Please join our Discord server! https://discord.gg/XCazaEVNzT
Exploring DeepSeek-R1 s Agentic Capabilities Through Code Actions
I ran a fast experiment investigating how DeepSeek-R1 performs on agentic tasks, in spite of not supporting tool usage natively, and I was rather satisfied by initial outcomes. This experiment runs DeepSeek-R1 in a single-agent setup, visualchemy.gallery where the model not just plans the actions however also formulates the actions as executable Python code. On a subset1 of the GAIA validation split, DeepSeek-R1 outshines Claude 3.5 Sonnet by 12.5% absolute, from 53.1% to 65.6% appropriate, and other designs by an even larger margin:
The experiment followed design use standards from the DeepSeek-R1 paper and the model card: Don't use few-shot examples, prevent adding a system timely, and set the temperature to 0.5 - 0.7 (0.6 was used). You can discover more examination details here.
Approach
DeepSeek-R1's strong coding abilities enable it to act as a representative without being clearly trained for tool usage. By permitting the model to create actions as Python code, it can flexibly connect with environments through code execution.
Tools are carried out as Python code that is consisted of straight in the timely. This can be a simple function meaning or a module of a bigger package - any legitimate Python code. The model then actions that call these tools.
Results from performing these actions feed back to the model as follow-up messages, driving the next actions till a final response is reached. The representative framework is a simple iterative coding loop that moderates the conversation in between the design and its environment.
Conversations
DeepSeek-R1 is utilized as chat model in my experiment, where the model autonomously pulls additional context from its environment by utilizing tools e.g. by utilizing a search engine or fetching information from websites. This drives the discussion with the environment that continues up until a final response is reached.
On the other hand, o1 designs are known to perform inadequately when utilized as chat designs i.e. they don't try to pull context during a discussion. According to the linked short article, o1 models carry out best when they have the full context available, with clear directions on what to do with it.

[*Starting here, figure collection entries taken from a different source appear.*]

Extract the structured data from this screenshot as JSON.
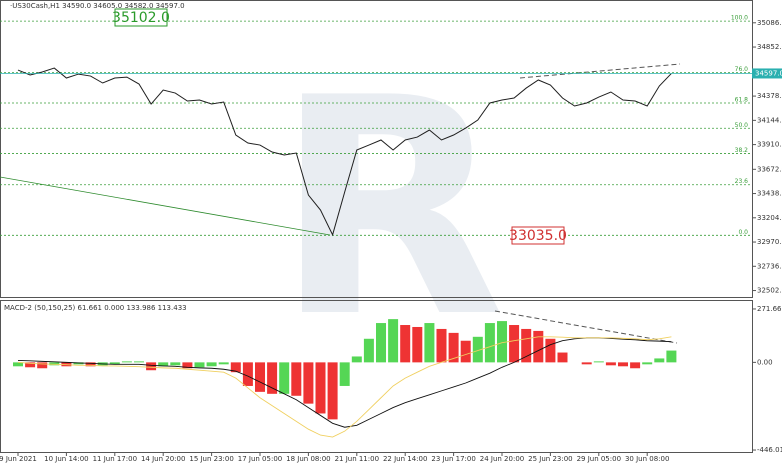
{
  "chart_data": [
    {
      "type": "line",
      "title": "·US30Cash,H1  34590.0 34605.0 34582.0 34597.0",
      "color": "#1f1f1f",
      "values": [
        34630,
        34582,
        34611,
        34649,
        34553,
        34591,
        34572,
        34505,
        34553,
        34562,
        34495,
        34302,
        34437,
        34408,
        34331,
        34341,
        34302,
        34321,
        34003,
        33926,
        33906,
        33839,
        33810,
        33829,
        33424,
        33279,
        33040,
        33453,
        33858,
        33906,
        33955,
        33858,
        33955,
        33983,
        34051,
        33955,
        34003,
        34070,
        34148,
        34312,
        34341,
        34360,
        34456,
        34534,
        34485,
        34360,
        34283,
        34312,
        34369,
        34418,
        34341,
        34331,
        34283,
        34476,
        34597
      ],
      "ylim": [
        32430,
        35306
      ],
      "yticks": [
        {
          "value": 35086,
          "label": "35086.0"
        },
        {
          "value": 34852,
          "label": "34852.0"
        },
        {
          "value": 34378.6,
          "label": "34378.6"
        },
        {
          "value": 34144.5,
          "label": "34144.5"
        },
        {
          "value": 33910.5,
          "label": "33910.5"
        },
        {
          "value": 33672,
          "label": "33672.0"
        },
        {
          "value": 33438,
          "label": "33438.0"
        },
        {
          "value": 33204,
          "label": "33204.0"
        },
        {
          "value": 32970,
          "label": "32970.0"
        },
        {
          "value": 32736,
          "label": "32736.0"
        },
        {
          "value": 32502,
          "label": "32502.0"
        }
      ],
      "last_price": {
        "value": 34597,
        "label": "34597.0"
      },
      "fib_color": "#3a9e3a",
      "fib_levels": [
        {
          "level": "100.0",
          "price": 35102
        },
        {
          "level": "76.0",
          "price": 34606
        },
        {
          "level": "61.8",
          "price": 34312
        },
        {
          "level": "50.0",
          "price": 34068
        },
        {
          "level": "38.2",
          "price": 33825
        },
        {
          "level": "23.6",
          "price": 33523
        },
        {
          "level": "0.0",
          "price": 33035
        }
      ],
      "annotations": [
        {
          "text": "35102.0",
          "color": "#2a9a2a"
        },
        {
          "text": "33035.0",
          "color": "#d03030"
        }
      ]
    },
    {
      "type": "bar",
      "title": "MACD-2 (50,150,25) 61.661 0.000 133.986 113.433",
      "up_color": "#55d655",
      "down_color": "#ee3333",
      "categories": [
        "9 Jun 2021",
        null,
        null,
        null,
        "10 Jun 14:00",
        null,
        null,
        null,
        "11 Jun 17:00",
        null,
        null,
        null,
        "14 Jun 20:00",
        null,
        null,
        null,
        "15 Jun 23:00",
        null,
        null,
        null,
        "17 Jun 05:00",
        null,
        null,
        null,
        "18 Jun 08:00",
        null,
        null,
        null,
        "21 Jun 11:00",
        null,
        null,
        null,
        "22 Jun 14:00",
        null,
        null,
        null,
        "23 Jun 17:00",
        null,
        null,
        null,
        "24 Jun 20:00",
        null,
        null,
        null,
        "25 Jun 23:00",
        null,
        null,
        null,
        "29 Jun 05:00",
        null,
        null,
        null,
        "30 Jun 08:00",
        null,
        null
      ],
      "values": [
        -20,
        -25,
        -30,
        -15,
        -20,
        -10,
        -20,
        -15,
        -10,
        5,
        5,
        -40,
        -20,
        -15,
        -30,
        -25,
        -20,
        -10,
        -50,
        -120,
        -150,
        -160,
        -160,
        -170,
        -210,
        -260,
        -290,
        -120,
        30,
        120,
        200,
        220,
        190,
        180,
        200,
        170,
        150,
        110,
        130,
        200,
        210,
        190,
        170,
        160,
        120,
        50,
        0,
        -10,
        5,
        -15,
        -20,
        -30,
        -10,
        20,
        60
      ],
      "series": [
        {
          "color": "#111111",
          "values": [
            10,
            8,
            5,
            3,
            0,
            -3,
            -5,
            -8,
            -10,
            -10,
            -10,
            -15,
            -18,
            -20,
            -25,
            -28,
            -30,
            -35,
            -45,
            -70,
            -100,
            -130,
            -160,
            -190,
            -230,
            -270,
            -310,
            -330,
            -320,
            -290,
            -260,
            -230,
            -205,
            -185,
            -165,
            -145,
            -125,
            -105,
            -80,
            -55,
            -25,
            0,
            30,
            60,
            90,
            110,
            120,
            125,
            125,
            122,
            118,
            115,
            110,
            108,
            105
          ]
        },
        {
          "color": "#f0d060",
          "values": [
            0,
            -5,
            -8,
            -10,
            -12,
            -15,
            -15,
            -18,
            -18,
            -20,
            -22,
            -25,
            -28,
            -30,
            -35,
            -40,
            -45,
            -50,
            -80,
            -130,
            -180,
            -220,
            -260,
            -300,
            -340,
            -370,
            -380,
            -350,
            -300,
            -240,
            -180,
            -120,
            -80,
            -50,
            -20,
            0,
            20,
            40,
            60,
            80,
            100,
            110,
            120,
            130,
            130,
            128,
            125,
            125,
            125,
            125,
            122,
            120,
            115,
            120,
            130
          ]
        }
      ],
      "ylim": [
        -456,
        302
      ],
      "yticks": [
        271.667,
        {
          "value": 0,
          "label": "0.00"
        },
        -446.016
      ]
    }
  ]
}
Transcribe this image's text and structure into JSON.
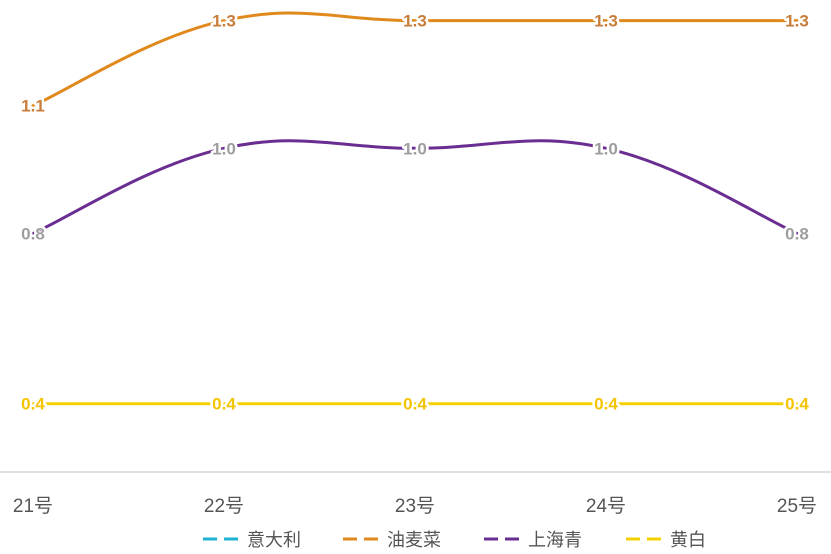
{
  "chart_data": {
    "type": "line",
    "title": "",
    "xlabel": "",
    "ylabel": "",
    "categories": [
      "21号",
      "22号",
      "23号",
      "24号",
      "25号"
    ],
    "ylim": [
      0,
      1.4
    ],
    "grid": false,
    "smooth": true,
    "legend_position": "bottom",
    "series": [
      {
        "name": "意大利",
        "color": "#1fb3d1",
        "values": [
          null,
          null,
          null,
          null,
          null
        ],
        "labels": [
          "",
          "",
          "",
          "",
          ""
        ]
      },
      {
        "name": "油麦菜",
        "color": "#e08a1e",
        "label_color": "#c87d3a",
        "values": [
          1.1,
          1.3,
          1.3,
          1.3,
          1.3
        ],
        "labels": [
          "1.1",
          "1.3",
          "1.3",
          "1.3",
          "1.3"
        ]
      },
      {
        "name": "上海青",
        "color": "#6a2d91",
        "label_color": "#9e9e9e",
        "values": [
          0.8,
          1.0,
          1.0,
          1.0,
          0.8
        ],
        "labels": [
          "0.8",
          "1.0",
          "1.0",
          "1.0",
          "0.8"
        ]
      },
      {
        "name": "黄白",
        "color": "#f5d000",
        "label_color": "#f5c400",
        "values": [
          0.4,
          0.4,
          0.4,
          0.4,
          0.4
        ],
        "labels": [
          "0.4",
          "0.4",
          "0.4",
          "0.4",
          "0.4"
        ]
      }
    ]
  }
}
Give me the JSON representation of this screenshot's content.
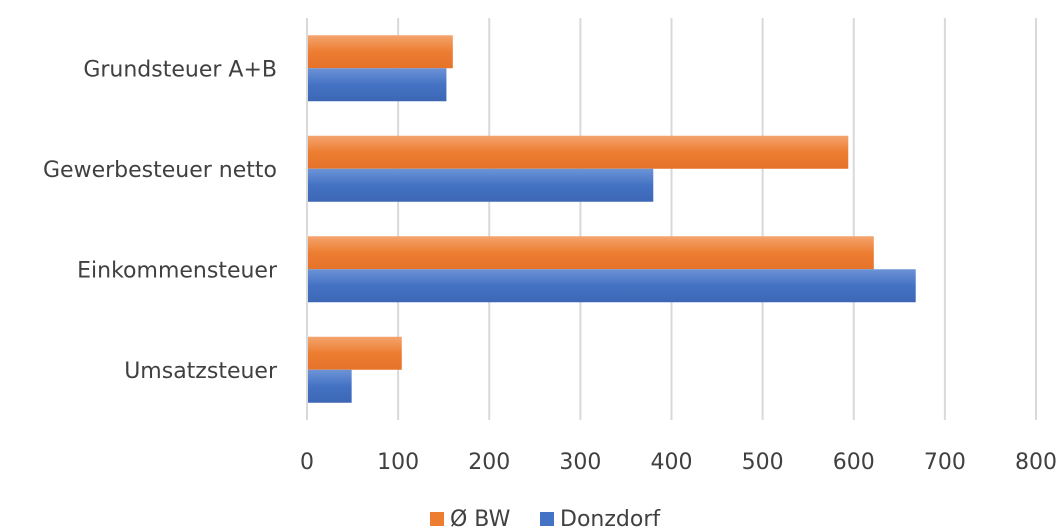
{
  "chart_data": {
    "type": "bar",
    "orientation": "horizontal",
    "categories": [
      "Grundsteuer A+B",
      "Gewerbesteuer netto",
      "Einkommensteuer",
      "Umsatzsteuer"
    ],
    "series": [
      {
        "name": "Ø BW",
        "color": "#ED7D31",
        "values": [
          160,
          594,
          622,
          104
        ]
      },
      {
        "name": "Donzdorf",
        "color": "#4472C4",
        "values": [
          153,
          380,
          668,
          49
        ]
      }
    ],
    "xlim": [
      0,
      800
    ],
    "x_ticks": [
      "0",
      "100",
      "200",
      "300",
      "400",
      "500",
      "600",
      "700",
      "800"
    ],
    "grid": "vertical",
    "legend_position": "bottom"
  }
}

Initially, I also tried a full context in a single timely technique at each action (with arise from previous actions consisted of), but this led to considerably lower scores on the GAIA subset. Switching to the conversational technique explained above, I was able to reach the reported 65.6% efficiency.
This raises an intriguing question about the claim that o1 isn't a chat model - maybe this observation was more pertinent to older o1 designs that lacked tool usage abilities? After all, isn't tool use support an important mechanism for making it possible for models to pull additional context from their environment? This conversational approach certainly appears reliable for DeepSeek-R1, though I still require to conduct comparable try outs o1 models.
Generalization
Although DeepSeek-R1 was mainly trained with RL on math and coding jobs, it is exceptional that generalization to agentic tasks with tool usage via code actions works so well. This capability to generalize to agentic jobs reminds of current research study by DeepMind that shows that RL generalizes whereas SFT memorizes, although generalization to tool use wasn't examined because work.
Despite its ability to generalize to tool use, DeepSeek-R1 typically produces long thinking traces at each action, compared to other models in my experiments, limiting the effectiveness of this model in a single-agent setup. Even simpler jobs often take a long period of time to complete. Further RL on agentic tool use, be it by means of code actions or not, could be one alternative to enhance performance.
Underthinking
I also observed the underthinking phenomon with DeepSeek-R1. This is when a reasoning model often changes between various reasoning thoughts without sufficiently checking out appealing courses to reach an appropriate service. This was a major reason for extremely long thinking traces produced by DeepSeek-R1. This can be seen in the taped traces that are available for download.
Future experiments
Another typical application of thinking models is to use them for preparing only, while utilizing other designs for creating code actions. This could be a potential brand-new feature of freeact, if this separation of functions proves beneficial for more complex tasks.
I'm also curious about how thinking designs that already support tool usage (like o1, o3, ...) perform in a single-agent setup, with and without creating code actions. Recent advancements like OpenAI's Deep Research or Hugging Face's open-source Deep Research, which also uses code actions, look intriguing.